Actually, there are two plays involved in the film. The obvious one is Miller’s. The other is easy to miss. During the day, Emad is a teacher. In one scene, we see him teaching a play called The Cow, a work written by the prolific Iranian writer Gholām-Hossein Sā’edi. Reminiscent of Kafka’s The Metamorphosis, The Cow evokes much enthusiasm in his class of teenage boys. The play is an allegory about a man who owns the only cow in a village; his daily life is closely tied to the animal, his identity defined by his ownership of this unique possession. When one day he loses his cow in an accident, he ends up turning into one.
Here are two prominent lines. A student asks: “How can you turn into a cow?” Emad answers: “Gradually.” Sounds like a joke, but no student laughs. Farhadi subtly leads us to see how.
The last part of the film is the most crucial. Emad’s good detective work leads him to come face to face with the attacker. He has him locked in a room in their previous, vacated apartment. Playing to the attacker’s fear of revealing to his wife and family what he had done, Emad calls them to come over. Farhadi is brilliant in leading us to a situation where we as viewers are challenged to empathize all his characters despite their opposing sides, and to weigh in on what we would have done. He puts his viewers in the position not as a judge, but witness.
Slowly we are led to see how a man can lose the veneer of civility and change into something else as he allows revenge dominates his emotions. The kind and helpful man we see in the opening scene is now shrouded in a different sentiment. In the most nuanced and quiet manner, Farhadi lets us visualize Emad’s earlier reply to his student, how a man can gradually change into a different being. Or, is it a latent potency we all have that different circumstances would elicit a different aspect of our self?
At this juncture, Farhadi reveals to us a multi-faceted man. A helpful neighbour, loving husband, well-liked teacher, and a cultured stage actor. When put in a situation where vigilante justice takes over, and revenge molds the mind, or even when the social expectation of being a protective male head in a marriage prevails, is Emad free to act?
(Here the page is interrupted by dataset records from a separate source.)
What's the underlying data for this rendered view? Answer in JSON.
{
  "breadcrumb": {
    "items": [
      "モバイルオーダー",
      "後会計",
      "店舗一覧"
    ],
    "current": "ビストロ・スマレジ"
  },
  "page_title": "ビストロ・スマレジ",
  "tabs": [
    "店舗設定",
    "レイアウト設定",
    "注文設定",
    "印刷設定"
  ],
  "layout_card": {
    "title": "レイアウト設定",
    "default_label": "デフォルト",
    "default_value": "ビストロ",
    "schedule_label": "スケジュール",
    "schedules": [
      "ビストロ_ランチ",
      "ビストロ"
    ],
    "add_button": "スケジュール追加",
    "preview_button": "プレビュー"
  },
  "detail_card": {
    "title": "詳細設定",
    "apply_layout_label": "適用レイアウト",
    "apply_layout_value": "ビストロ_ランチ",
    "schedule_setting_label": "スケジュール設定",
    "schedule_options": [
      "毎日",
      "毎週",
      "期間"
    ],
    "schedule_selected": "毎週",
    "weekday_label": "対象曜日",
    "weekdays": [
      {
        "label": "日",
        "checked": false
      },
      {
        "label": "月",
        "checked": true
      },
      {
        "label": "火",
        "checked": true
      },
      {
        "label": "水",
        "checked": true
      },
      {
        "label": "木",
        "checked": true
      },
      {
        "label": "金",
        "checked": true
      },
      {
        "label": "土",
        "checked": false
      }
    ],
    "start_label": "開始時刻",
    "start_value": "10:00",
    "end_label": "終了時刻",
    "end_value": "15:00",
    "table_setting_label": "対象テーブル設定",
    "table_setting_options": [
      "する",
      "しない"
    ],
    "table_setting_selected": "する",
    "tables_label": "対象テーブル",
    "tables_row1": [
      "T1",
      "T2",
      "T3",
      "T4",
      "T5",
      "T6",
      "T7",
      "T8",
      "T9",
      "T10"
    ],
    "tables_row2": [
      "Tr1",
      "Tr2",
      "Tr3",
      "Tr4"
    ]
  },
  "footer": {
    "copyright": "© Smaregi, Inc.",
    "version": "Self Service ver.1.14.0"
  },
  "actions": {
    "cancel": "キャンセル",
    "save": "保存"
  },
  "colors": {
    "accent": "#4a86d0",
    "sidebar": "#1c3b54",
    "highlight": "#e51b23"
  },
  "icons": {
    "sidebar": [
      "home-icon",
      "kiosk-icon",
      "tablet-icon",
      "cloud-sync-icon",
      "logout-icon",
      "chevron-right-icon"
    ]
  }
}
If the accused pleads for his own release, and the victim herself is willing to forgive, should the husband carry out his reprimand? On the other hand, should the attacker just go free?
In the final shot, we see Emad and Rana sit beside each other as make-up is applied to get them ready for their parts as Willy and Linda. Their expressions in the mirrors make one haunting image to end the film.
Banned from entering the United States, what Farhadi will lose are the glitz and glam of the Oscars. By his absence at the ceremony, the Academy will lose the chance to honor an internationally acclaimed director who is a master in revealing human frailties and eliciting from viewers the very empathy we so need in this testing time.
Fortunately we can still watch his film.